Herringbone is a theatrical oddity. It’s a musical about a schizophrenic with eleven characters all performed by one actor. It was first produced in 1982 Off Broadway with the actor David Rounds. Joel Grey later revived it. B. D. Wong has done the show three times (each time differently, he claims) and brings his latest version to the La Jolla Playhouse, directed brilliantly by Roger Rees.
The musical is a Gothic tour-de-force based on a play by Tom Cone, who also wrote the book for the musical. The music is by Skip Kennon with very imaginative lyrics by Ellen Fitzhugh. I saw the first production and was admittedly puzzled by the whole affair. Now older and one hopes wiser, I was thoroughly entranced by this odd little show.
The story is set in the Depression and is about an eight-year-old boy who suddenly finds himself possessed by the spirit of “Frog”, part of a vaudeville act “Chicken and Frog”. “Frog” is ambitious for fame and to live his live fully, having been cut off in his prime, and he puts poor little George Herringbone through the ringer to get what he wants, including murder, a one-night stand, and endless tap dancing. George eventually puts a halt to the proceedings by threatening suicide (a wonderfully suspenseful scene as directed by Rees).

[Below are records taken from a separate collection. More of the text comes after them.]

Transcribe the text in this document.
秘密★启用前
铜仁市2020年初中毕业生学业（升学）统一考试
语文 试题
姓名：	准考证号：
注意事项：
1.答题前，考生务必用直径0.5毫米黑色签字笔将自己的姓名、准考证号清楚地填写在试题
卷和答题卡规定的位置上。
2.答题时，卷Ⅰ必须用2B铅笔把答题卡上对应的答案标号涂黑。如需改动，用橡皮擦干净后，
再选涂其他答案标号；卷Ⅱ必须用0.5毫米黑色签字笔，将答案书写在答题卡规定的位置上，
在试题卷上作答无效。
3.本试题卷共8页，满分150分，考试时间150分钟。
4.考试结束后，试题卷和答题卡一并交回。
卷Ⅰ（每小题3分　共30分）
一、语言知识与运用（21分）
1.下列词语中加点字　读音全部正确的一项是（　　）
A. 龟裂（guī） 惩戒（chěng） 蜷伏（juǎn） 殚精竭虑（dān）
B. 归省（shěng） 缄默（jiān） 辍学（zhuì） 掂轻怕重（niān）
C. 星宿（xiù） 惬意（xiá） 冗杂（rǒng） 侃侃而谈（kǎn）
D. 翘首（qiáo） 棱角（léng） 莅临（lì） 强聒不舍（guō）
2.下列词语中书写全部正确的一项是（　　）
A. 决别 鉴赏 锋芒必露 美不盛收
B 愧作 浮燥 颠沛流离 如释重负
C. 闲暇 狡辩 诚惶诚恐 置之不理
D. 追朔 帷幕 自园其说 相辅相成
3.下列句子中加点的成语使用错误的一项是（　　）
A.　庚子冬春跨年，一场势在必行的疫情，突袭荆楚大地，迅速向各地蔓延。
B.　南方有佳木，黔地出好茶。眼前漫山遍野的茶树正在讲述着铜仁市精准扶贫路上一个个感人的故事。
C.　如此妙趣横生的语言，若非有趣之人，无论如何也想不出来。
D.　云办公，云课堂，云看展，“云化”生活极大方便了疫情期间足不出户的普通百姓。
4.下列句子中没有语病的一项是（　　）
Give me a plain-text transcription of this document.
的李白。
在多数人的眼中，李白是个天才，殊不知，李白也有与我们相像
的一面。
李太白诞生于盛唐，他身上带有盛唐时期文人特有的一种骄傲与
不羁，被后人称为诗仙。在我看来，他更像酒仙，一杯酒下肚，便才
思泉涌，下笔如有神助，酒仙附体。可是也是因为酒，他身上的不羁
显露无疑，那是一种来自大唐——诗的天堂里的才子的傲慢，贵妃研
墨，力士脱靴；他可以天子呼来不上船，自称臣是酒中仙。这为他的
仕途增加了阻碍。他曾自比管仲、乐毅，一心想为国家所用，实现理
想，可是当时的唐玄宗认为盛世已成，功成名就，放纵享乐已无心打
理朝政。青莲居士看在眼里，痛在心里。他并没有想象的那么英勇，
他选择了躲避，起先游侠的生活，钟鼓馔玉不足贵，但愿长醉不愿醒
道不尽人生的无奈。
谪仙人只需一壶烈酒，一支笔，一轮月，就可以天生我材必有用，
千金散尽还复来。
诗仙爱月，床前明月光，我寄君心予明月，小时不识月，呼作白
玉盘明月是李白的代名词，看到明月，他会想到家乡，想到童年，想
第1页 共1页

Wong is wonderful playing all eleven parts, changing ages, sexes, and demeanor with simple choices that impress us with his versatility. One can see why this piece would be of interest to an actor who can sing and dance and act, the so-called triple threat. It’s also a marvelously twisted, funny, and sometimes scary piece.
I was quite taken by the oddness of the songs, which had a way of sneaking up on me. They were wonderfully written, not in a tuneful or memorable way, but in a way that furthered the story and character development. The lyrics were clever and perfect for the character.
Rees has done a truly masterful job of helping Wong bring this to life. He is proving himself to be one of the best directors around, having impressed earlier in the season with Peter and The Starcatchers, a play about the events before the Peter Pan story. His experience in that seminal theatrical masterpiece Nicholas Nickleby, which used transformations and suggestive movements, has served him well (he played Nicholas).
Herringbone plays at the until August 30. Catch it if you can, because it’s a singular, rarely performed gem.